SPVA044 February 2026 AM2432 , AM2754-Q1 , AM625 , AM62A7 , AM62D-Q1 , AM62L , AM62P , AM6442
PHY: Refers to the PHY mode of the OSPI and QSPI Drivers
QSPI: Quad Serial Peripheral Interface
OSPI: Octal Serial Peripheral Interface
DDR: Dual Data Rate
SDR: Single Data Rate
DAC: Direct Access Controller
INDAC: Indirect Access Controller
MiBps: Mebibytes per second
PHY:
PHY mode uses a specialized timing circuit to manage memory data transfers. In this mode, each reference clock cycle generates one complete memory clock cycle for standard transfers or half a cycle for double-speed transfers. The system offers four different timing configurations, using either internal signals or external feedback from the memory chip.
When PHY is enabled, the input clock divider is bypassed. As a result, the effective frequency is the input clock frequency. The PHY tuning algorithm calculates the tuning point by varying rxDLL, txDLL, and Read Delay. To learn more about this, see the following FAQ.
TAP:
TAP mode uses an internal reference clock to time data transfers with the memory device. This divides this reference clock by four for standard transfers or by eight for double data rate transfers. This mode only supports a direct (non-loopback) configuration, using the reference clock for data capture timing.
When TAP Mode is enabled, the input clock divider is not bypassed. As a result, the effective frequency is the input clock frequency divided by the input clock divider.
QSPI:
Quad Serial Peripheral Interface - an enhanced SPI variant using four data lines (DQ0-DQ3) for serial data transfer. Supports single/dual/quad modes for different transfer phases, achieving up to 4x bandwidth improvement over standard SPI while maintaining backward compatibility.
OSPI:
Octal Serial Peripheral Interface - an advanced SPI variant using eight data lines (DQ0-DQ7) for serial data transfer. Supports all QSPI modes plus octal mode, enabling even higher bandwidth. Can operate with or without DQS (Data Strobe) signal for source-synchronous data capture.
SDR:
SDR mode transfers data on a single edge of the clock signal, sending one bit per clock cycle per data line. This is the simpler and more traditional clocking scheme that provides good reliability at moderate speeds. In octal SDR mode with eight data lines, the theoretical maximum data rate is eight bits per clock cycle.
DDR:
DDR mode transfers data on both rising and falling edges of the clock signal, effectively doubling the data throughput compared to SDR mode. In octal DDR mode with eight data lines, data is transferred 16 bits per clock cycle (eight bits per edge × two edges).

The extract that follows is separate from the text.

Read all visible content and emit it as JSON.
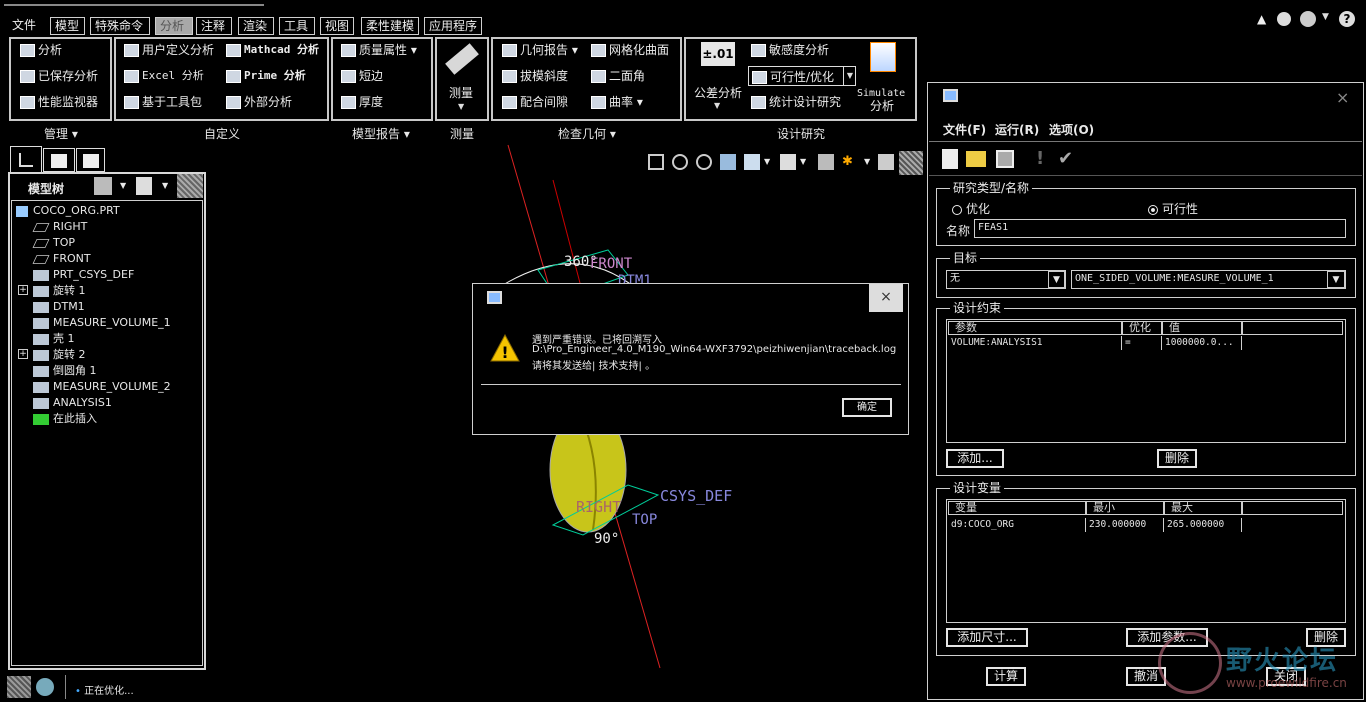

Protocol (Command-Address-Data):
The protocol mode format is WR-WR-WR, where the first WR represents the command bit width and rate, the second WR represents the command modifier bit width and rate, and the third WR represents the data bit width and rate. The bit width (W) can be one or eight bits. The rate (R) is either S for SDR or D for DDR. SDR transfers the same value on both rising and falling clock edges, while DDR may transfer different values on each edge.
For example, 1S-1S-1S means all phases use 1-bit wide SDR. The notation 8D-8D-8D means all phases use 8-bit wide DDR.
DAC:
Direct access refers to the operation where data interface accesses directly trigger a read or write to Flash memory. It is memory mapped and can be used to both access and directly execute code from external Flash memory.
INDAC:
The aim of the indirect mode of operation is to read significant numbers of bytes from Flash memory without requiring a data interface access to trigger it. Instead indirect operations are controlled and triggered by software via specific control/configuration Indirect Read Transfer registers. The read data is placed into the local SRAM module ready for fast and low latency delivery to any external controller.